The Adelaide mother had survived Round 1 — even though it cost her about $200,000. But little did she know she had been set up to fail Round 2.


After the second visitation with Dad (in 2018), the young lass returned with a significant wound. After a few days and making three different excuses, she finally broke down and said her father had cut her deliberately, and threatened her that he’d kill her mother if she spoke out.


The mother reported this assault.


Considering that abuse had previously been substantiated in 2016, the DCP and SAPOL (SA police) should have acted immediately. But records now show that the DCP, CPS (Child Protective Services) and SAPOL halted their investigation. The DCP’s excuse: “it’s a matter for Family Court.” (Please note: that’s not true. It is not a judge’s job to investigate a criminal complaint.)


For nearly a month the agencies dallied — waiting for the wound to mostly heal. In fact the officer says on the phone, “ The issue we have now is that the bruises aren’t there…” (they were cuts).

And then the DCP swooped in with a court order. Having deliberate halted an investigation, the DCP then persuaded a Youth Court judge that they needed to “do an investigation” — and to do so they must remove the child from the mother’s care. You see, after the reporting of the assault, a number of people (which must have included a police person) called in, or wrote in with fake accusations of the mother suffering psychosis and delusions.
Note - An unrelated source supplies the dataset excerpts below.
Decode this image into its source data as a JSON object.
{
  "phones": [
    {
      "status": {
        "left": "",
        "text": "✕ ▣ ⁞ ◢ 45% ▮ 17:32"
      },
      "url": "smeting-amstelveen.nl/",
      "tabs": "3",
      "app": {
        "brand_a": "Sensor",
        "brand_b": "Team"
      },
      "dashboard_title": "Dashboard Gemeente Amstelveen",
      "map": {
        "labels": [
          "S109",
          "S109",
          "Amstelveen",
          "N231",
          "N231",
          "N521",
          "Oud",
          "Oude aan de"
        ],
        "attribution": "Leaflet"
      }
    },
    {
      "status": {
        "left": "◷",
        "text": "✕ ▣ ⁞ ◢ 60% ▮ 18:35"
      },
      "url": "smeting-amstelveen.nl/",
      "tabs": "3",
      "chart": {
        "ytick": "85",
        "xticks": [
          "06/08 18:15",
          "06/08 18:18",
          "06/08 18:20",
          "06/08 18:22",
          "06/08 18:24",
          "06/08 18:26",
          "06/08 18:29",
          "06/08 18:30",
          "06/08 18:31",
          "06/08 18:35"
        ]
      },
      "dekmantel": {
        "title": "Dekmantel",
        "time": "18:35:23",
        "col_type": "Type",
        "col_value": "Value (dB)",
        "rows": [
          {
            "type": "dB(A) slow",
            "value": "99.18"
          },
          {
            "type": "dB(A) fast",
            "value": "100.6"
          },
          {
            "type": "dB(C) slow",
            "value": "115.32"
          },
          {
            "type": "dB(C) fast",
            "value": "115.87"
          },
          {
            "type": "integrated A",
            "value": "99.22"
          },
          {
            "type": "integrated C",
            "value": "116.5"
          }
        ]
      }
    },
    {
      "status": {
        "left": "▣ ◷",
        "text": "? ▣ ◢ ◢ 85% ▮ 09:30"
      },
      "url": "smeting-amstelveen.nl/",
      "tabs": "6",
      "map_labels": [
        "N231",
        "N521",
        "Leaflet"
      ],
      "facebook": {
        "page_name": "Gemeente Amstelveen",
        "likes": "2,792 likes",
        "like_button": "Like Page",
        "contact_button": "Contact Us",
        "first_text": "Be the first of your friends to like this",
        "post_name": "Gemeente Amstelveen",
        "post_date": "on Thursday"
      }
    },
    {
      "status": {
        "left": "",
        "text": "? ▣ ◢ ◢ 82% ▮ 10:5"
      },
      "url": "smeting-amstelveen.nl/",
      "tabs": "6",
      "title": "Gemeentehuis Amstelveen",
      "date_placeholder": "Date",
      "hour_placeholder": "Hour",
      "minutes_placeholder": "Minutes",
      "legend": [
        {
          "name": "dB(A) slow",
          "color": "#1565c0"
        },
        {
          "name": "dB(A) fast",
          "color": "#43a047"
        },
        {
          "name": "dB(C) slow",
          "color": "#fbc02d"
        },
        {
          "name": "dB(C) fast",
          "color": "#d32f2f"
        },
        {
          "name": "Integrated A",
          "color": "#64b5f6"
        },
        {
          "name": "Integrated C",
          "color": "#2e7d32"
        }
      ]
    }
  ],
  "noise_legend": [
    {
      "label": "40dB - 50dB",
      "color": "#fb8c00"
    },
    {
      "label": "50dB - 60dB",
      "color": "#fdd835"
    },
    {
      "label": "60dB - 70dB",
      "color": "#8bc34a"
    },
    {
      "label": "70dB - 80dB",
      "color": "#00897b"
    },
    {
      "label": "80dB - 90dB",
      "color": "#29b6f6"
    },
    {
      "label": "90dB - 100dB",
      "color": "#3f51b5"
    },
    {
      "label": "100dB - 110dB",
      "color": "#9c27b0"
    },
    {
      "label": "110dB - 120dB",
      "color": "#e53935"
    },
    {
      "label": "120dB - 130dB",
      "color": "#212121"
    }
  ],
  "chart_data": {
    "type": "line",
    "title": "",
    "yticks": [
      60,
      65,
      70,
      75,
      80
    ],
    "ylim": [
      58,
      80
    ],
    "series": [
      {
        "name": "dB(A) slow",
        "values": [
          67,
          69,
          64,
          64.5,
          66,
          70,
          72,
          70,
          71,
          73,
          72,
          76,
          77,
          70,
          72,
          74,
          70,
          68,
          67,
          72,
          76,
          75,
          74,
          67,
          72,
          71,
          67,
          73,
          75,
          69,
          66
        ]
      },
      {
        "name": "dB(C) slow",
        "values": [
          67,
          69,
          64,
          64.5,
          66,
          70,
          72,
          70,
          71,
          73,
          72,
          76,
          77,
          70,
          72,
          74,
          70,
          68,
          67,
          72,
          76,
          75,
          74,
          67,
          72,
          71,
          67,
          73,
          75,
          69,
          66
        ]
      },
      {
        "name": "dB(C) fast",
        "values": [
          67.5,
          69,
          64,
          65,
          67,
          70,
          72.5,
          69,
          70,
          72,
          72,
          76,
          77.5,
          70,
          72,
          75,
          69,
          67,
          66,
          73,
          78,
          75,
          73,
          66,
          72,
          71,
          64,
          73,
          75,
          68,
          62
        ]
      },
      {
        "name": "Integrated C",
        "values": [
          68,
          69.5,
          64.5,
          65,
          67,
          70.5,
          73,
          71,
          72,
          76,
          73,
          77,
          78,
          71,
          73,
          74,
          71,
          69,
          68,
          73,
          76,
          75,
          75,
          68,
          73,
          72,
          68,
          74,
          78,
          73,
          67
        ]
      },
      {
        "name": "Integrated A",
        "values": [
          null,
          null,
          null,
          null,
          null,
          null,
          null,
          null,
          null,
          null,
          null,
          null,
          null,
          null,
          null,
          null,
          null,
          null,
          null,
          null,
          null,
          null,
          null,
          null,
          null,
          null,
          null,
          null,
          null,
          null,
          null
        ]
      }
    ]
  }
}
But fortunately, recordings reveal the criminal deception unfolding.


The child’s greatest fear was to be taken from her mother, and so now the psychological abuse of the child begins.

I have listened to the child’s account, and I one hundred percent believe her. So I wondered, why would her father deliberately inflict such an injury right after the court awarded him visitation? (Because of previous abuse substantiation he had had only supervised visit until now.) It is my serious guess that the infliction of a wound was done in order to pull the DCP into the equation. Round 1 had failed, but Round 2 would involve the DCP and a new court — the State’s Youth Court.


As you will see, the wound, followed by the supposed “investigation” became the basis for mum-child separation (which the court has now ruled will be permanent).


This “beautiful trick” of allows for the so-called investigation to be no longer on the assault — it gets focused on the mother.